紫陽花が泣く頃に



「喧嘩をするって悪いことじゃないと思うよ」

「……え?」

「だって俺は誰とも喧嘩したことない。両親は物心がつく前に事故でいなくなっちゃったし、ばあちゃんにも迷惑かけないようにって思ってたから」

不満に感じることがあっても、決して言葉にはしなかった。そのせいもあって友達はおろか、本音を言える人も作れなかった。

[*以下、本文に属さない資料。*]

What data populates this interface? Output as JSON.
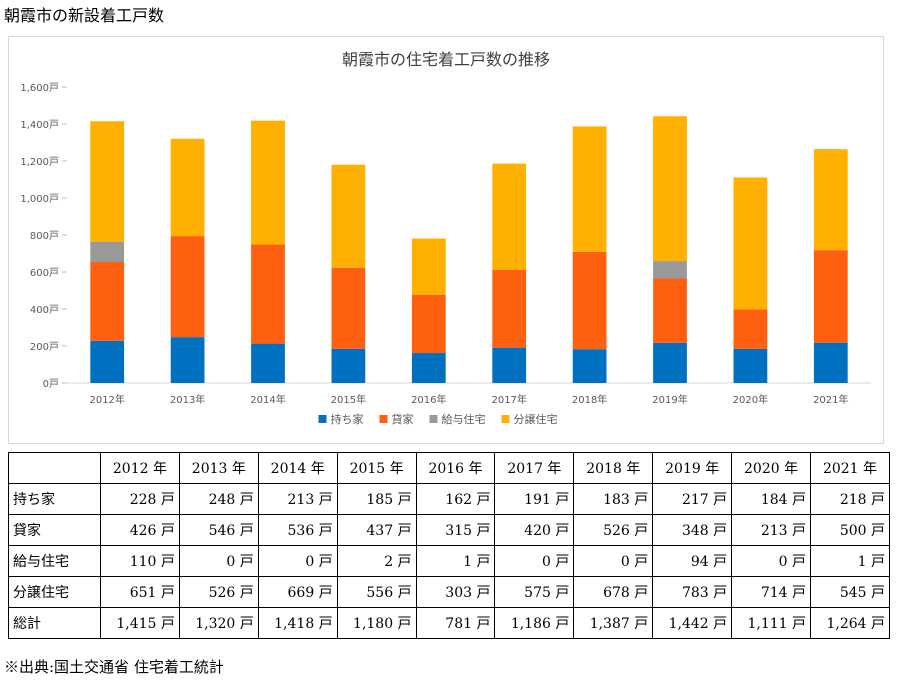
{
  "page": {
    "title": "朝霞市の新設着工戸数",
    "source": "※出典:国土交通省 住宅着工統計"
  },
  "chart_data": {
    "type": "bar",
    "stacked": true,
    "title": "朝霞市の住宅着工戸数の推移",
    "categories": [
      "2012年",
      "2013年",
      "2014年",
      "2015年",
      "2016年",
      "2017年",
      "2018年",
      "2019年",
      "2020年",
      "2021年"
    ],
    "series": [
      {
        "name": "持ち家",
        "color": "#0070c0",
        "values": [
          228,
          248,
          213,
          185,
          162,
          191,
          183,
          217,
          184,
          218
        ]
      },
      {
        "name": "貸家",
        "color": "#ff6010",
        "values": [
          426,
          546,
          536,
          437,
          315,
          420,
          526,
          348,
          213,
          500
        ]
      },
      {
        "name": "給与住宅",
        "color": "#999999",
        "values": [
          110,
          0,
          0,
          2,
          1,
          0,
          0,
          94,
          0,
          1
        ]
      },
      {
        "name": "分譲住宅",
        "color": "#ffb000",
        "values": [
          651,
          526,
          669,
          556,
          303,
          575,
          678,
          783,
          714,
          545
        ]
      }
    ],
    "ylim": [
      0,
      1600
    ],
    "yticks": [
      "0戸",
      "200戸",
      "400戸",
      "600戸",
      "800戸",
      "1,000戸",
      "1,200戸",
      "1,400戸",
      "1,600戸"
    ],
    "legend_position": "bottom",
    "grid": false
  },
  "table": {
    "headers": [
      "2012 年",
      "2013 年",
      "2014 年",
      "2015 年",
      "2016 年",
      "2017 年",
      "2018 年",
      "2019 年",
      "2020 年",
      "2021 年"
    ],
    "rows": [
      {
        "label": "持ち家",
        "cells": [
          "228 戸",
          "248 戸",
          "213 戸",
          "185 戸",
          "162 戸",
          "191 戸",
          "183 戸",
          "217 戸",
          "184 戸",
          "218 戸"
        ]
      },
      {
        "label": "貸家",
        "cells": [
          "426 戸",
          "546 戸",
          "536 戸",
          "437 戸",
          "315 戸",
          "420 戸",
          "526 戸",
          "348 戸",
          "213 戸",
          "500 戸"
        ]
      },
      {
        "label": "給与住宅",
        "cells": [
          "110 戸",
          "0 戸",
          "0 戸",
          "2 戸",
          "1 戸",
          "0 戸",
          "0 戸",
          "94 戸",
          "0 戸",
          "1 戸"
        ]
      },
      {
        "label": "分譲住宅",
        "cells": [
          "651 戸",
          "526 戸",
          "669 戸",
          "556 戸",
          "303 戸",
          "575 戸",
          "678 戸",
          "783 戸",
          "714 戸",
          "545 戸"
        ]
      },
      {
        "label": "総計",
        "cells": [
          "1,415 戸",
          "1,320 戸",
          "1,418 戸",
          "1,180 戸",
          "781 戸",
          "1,186 戸",
          "1,387 戸",
          "1,442 戸",
          "1,111 戸",
          "1,264 戸"
        ]
      }
    ]
  }
}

「喧嘩できる相手がいるって、すごいことだと思うよ。だって相手のことを考えて悩んだりできる絆が美憂と妹にはあるってことだから」 

「……千紘くん」

「あの紫陽花みたいに、また寄り添って仲直りできる時がくるよ、きっと」

「そうだね、ありがとう。私もいつか千紘くんとも喧嘩できるといいな」

暗い空気を変えるように、美憂がにこりと笑った。

「でも俺、喧嘩してもすぐに謝っちゃいそう」

「はは、千紘くんはそういうタイプだよね」

美憂の無邪気な笑い声に、心が和む。そして瞳を合わせた俺たちは自然な流れでキスをした。そのまま彼女のことを抱きしめると、身体は折れそうなほど細かったけれど、体温は変わらず温かかった。

「ねえ、千紘くん、約束して」

ゆっくり身体を離した美憂の瞳は、今までにないくらいに力強かった。

「もしもこの先、誰かを好きになったら私に遠慮なんてしないでね」

まるでそれは、いずれ自分がいなくなるみたいな言い方だ。

「後ろめたい気持ちなんて感じなくていいから、千紘くんが自分で選んで後悔しない選択をしてね。約束だよ」

小さな小指が、俺に差し出される。

約束なんてしたくない。美憂以外の好きな人なんてできない。そんな悲しいことを言わずに、これからも傍にいてよって、言いたかった。

でも、美憂の顔が真剣だったから言えなかった。

この言葉を受け止めなければいけない。

それが美憂のことを本気で想っている証のような気がした。

「わかった、約束するよ」

俺は、小指を繋げた。

「ありがとう。千紘くん。本当にありがとう」


美憂が心臓発作により息を引き取ったのは、それから十日後のことだった――。